La mesure, adoptée en première lecture par les députés au printemps 2025, visait à encadrer l’assistance médicale à mourir pour les patients en fin de vie souffrant d’une maladie grave et incurable. Lors des débats, le Sénat a largement modifié le texte, remplaçant le principe du suicide assisté par un droit au meilleur soulagement possible de la douleur et de la souffrance, vidant la loi de sa substance initiale, selon Philippe Mouillé, président de la commission des affaires sociales.
Les réactions politiques ont été vives. La présidente de l’Assemblée nationale, Yaël Braun-Pivet, a regretté que le Sénat aille « à l’encontre de ce que demandent les citoyens » et a assuré que l’Assemblée ferait tout pour que la loi soit adoptée avant l’été. Un recours au référendum reste envisagé en cas d’échec du processus parlementaire.

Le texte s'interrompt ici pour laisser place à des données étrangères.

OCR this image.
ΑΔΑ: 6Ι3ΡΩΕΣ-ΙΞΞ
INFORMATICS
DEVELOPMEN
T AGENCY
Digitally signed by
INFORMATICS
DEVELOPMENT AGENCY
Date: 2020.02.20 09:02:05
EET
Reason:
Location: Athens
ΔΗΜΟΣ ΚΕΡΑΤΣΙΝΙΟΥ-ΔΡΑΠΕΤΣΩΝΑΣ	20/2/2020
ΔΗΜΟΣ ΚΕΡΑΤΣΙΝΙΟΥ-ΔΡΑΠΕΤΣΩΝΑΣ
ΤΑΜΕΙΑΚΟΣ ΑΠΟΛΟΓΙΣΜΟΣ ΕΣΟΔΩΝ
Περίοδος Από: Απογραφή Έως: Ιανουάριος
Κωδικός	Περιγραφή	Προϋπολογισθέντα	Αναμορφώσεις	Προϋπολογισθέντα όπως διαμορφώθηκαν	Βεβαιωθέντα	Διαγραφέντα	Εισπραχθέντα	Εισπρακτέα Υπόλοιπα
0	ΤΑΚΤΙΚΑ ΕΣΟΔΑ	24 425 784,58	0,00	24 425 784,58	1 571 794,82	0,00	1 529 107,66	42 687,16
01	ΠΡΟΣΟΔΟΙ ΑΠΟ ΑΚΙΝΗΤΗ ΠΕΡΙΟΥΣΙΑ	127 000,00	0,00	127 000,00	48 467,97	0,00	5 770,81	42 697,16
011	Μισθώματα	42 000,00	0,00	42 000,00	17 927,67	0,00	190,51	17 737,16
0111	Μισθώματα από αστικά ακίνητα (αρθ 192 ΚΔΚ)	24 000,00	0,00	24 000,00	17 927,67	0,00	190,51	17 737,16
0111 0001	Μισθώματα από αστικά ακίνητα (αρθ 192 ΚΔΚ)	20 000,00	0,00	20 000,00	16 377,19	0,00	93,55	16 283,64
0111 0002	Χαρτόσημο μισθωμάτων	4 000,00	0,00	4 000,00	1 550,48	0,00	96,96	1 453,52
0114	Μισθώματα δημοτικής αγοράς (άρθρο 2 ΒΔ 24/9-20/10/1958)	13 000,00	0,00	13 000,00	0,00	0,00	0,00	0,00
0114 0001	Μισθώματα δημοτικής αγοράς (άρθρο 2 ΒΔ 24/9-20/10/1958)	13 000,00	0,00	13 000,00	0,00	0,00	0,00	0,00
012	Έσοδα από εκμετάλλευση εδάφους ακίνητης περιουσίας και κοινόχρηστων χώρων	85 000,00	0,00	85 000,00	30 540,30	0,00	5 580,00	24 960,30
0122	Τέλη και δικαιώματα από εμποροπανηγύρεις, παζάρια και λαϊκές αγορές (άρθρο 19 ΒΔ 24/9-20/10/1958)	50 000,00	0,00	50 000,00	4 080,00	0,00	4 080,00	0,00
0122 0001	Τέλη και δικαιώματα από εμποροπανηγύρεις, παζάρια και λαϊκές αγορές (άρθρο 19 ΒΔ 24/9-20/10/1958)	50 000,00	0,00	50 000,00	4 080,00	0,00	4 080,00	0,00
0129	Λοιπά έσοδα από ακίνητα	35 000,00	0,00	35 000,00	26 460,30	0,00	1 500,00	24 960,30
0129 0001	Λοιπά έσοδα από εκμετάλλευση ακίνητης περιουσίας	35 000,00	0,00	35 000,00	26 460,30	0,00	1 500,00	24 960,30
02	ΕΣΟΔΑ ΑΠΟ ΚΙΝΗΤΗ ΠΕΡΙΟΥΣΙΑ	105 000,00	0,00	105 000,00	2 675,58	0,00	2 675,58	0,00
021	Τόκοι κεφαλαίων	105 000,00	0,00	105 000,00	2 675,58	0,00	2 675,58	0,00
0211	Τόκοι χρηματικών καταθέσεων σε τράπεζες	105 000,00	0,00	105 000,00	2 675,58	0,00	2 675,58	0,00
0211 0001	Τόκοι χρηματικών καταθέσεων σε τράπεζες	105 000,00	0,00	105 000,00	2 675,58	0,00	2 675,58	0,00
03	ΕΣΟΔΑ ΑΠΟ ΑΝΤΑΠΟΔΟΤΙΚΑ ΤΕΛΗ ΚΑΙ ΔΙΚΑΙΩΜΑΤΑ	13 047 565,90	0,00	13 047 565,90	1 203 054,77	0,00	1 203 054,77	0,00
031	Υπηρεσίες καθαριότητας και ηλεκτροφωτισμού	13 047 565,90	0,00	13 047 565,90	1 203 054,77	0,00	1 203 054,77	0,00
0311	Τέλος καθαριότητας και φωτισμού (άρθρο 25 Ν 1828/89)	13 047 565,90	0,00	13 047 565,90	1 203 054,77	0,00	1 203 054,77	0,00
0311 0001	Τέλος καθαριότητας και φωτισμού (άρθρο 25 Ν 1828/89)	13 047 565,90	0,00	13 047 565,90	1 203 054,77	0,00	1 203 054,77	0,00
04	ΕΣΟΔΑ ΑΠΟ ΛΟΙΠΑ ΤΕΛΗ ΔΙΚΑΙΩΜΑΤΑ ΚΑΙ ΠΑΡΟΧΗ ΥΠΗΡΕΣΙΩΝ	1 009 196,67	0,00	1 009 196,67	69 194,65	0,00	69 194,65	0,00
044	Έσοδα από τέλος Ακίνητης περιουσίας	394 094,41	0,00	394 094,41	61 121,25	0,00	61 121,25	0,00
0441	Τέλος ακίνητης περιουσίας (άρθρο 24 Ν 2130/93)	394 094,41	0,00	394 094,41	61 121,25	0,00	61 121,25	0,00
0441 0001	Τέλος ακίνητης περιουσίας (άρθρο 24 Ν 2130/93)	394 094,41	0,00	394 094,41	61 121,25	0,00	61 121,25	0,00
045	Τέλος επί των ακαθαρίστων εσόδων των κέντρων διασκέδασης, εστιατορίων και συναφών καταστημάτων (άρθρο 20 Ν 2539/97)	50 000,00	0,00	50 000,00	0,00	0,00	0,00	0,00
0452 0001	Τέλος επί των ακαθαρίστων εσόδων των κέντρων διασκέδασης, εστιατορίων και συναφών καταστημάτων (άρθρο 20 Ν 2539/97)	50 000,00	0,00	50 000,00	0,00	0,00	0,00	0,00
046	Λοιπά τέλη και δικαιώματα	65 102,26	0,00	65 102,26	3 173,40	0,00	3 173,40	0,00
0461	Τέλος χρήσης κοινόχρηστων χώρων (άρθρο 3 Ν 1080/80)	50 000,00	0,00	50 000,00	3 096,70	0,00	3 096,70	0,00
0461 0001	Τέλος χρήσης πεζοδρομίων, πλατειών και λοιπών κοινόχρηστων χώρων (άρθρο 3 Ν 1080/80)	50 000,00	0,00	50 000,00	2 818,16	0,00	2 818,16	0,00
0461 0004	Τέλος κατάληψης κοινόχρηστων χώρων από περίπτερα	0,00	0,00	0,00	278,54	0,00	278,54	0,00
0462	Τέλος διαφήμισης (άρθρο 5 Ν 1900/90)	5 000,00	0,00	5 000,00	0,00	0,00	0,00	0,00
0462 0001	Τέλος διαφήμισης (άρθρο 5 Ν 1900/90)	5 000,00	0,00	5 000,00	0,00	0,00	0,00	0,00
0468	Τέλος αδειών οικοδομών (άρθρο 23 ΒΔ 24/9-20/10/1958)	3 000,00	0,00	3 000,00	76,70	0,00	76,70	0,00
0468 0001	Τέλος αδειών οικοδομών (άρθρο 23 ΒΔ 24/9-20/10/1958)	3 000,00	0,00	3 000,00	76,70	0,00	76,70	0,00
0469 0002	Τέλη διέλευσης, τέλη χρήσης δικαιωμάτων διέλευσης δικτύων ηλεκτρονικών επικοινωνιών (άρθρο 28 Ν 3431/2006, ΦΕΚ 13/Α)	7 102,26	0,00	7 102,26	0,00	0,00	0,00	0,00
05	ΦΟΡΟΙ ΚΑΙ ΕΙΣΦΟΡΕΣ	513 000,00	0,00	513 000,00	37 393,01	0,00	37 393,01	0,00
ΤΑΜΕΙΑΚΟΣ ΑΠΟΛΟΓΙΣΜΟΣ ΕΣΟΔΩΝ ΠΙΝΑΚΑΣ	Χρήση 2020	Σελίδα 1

Le président Emmanuel Macron, qui a inscrit cette réforme parmi les « grands chantiers » de son quinquennat, avait annoncé vouloir « aller au bout du travail législatif sur la question de la fin de vie dans la dignité ».
La deuxième lecture à l’Assemblée nationale permettra aux députés de reprendre la version initiale de la loi avant une éventuelle adoption définitive, potentiellement au printemps après un nouvel examen au Sénat.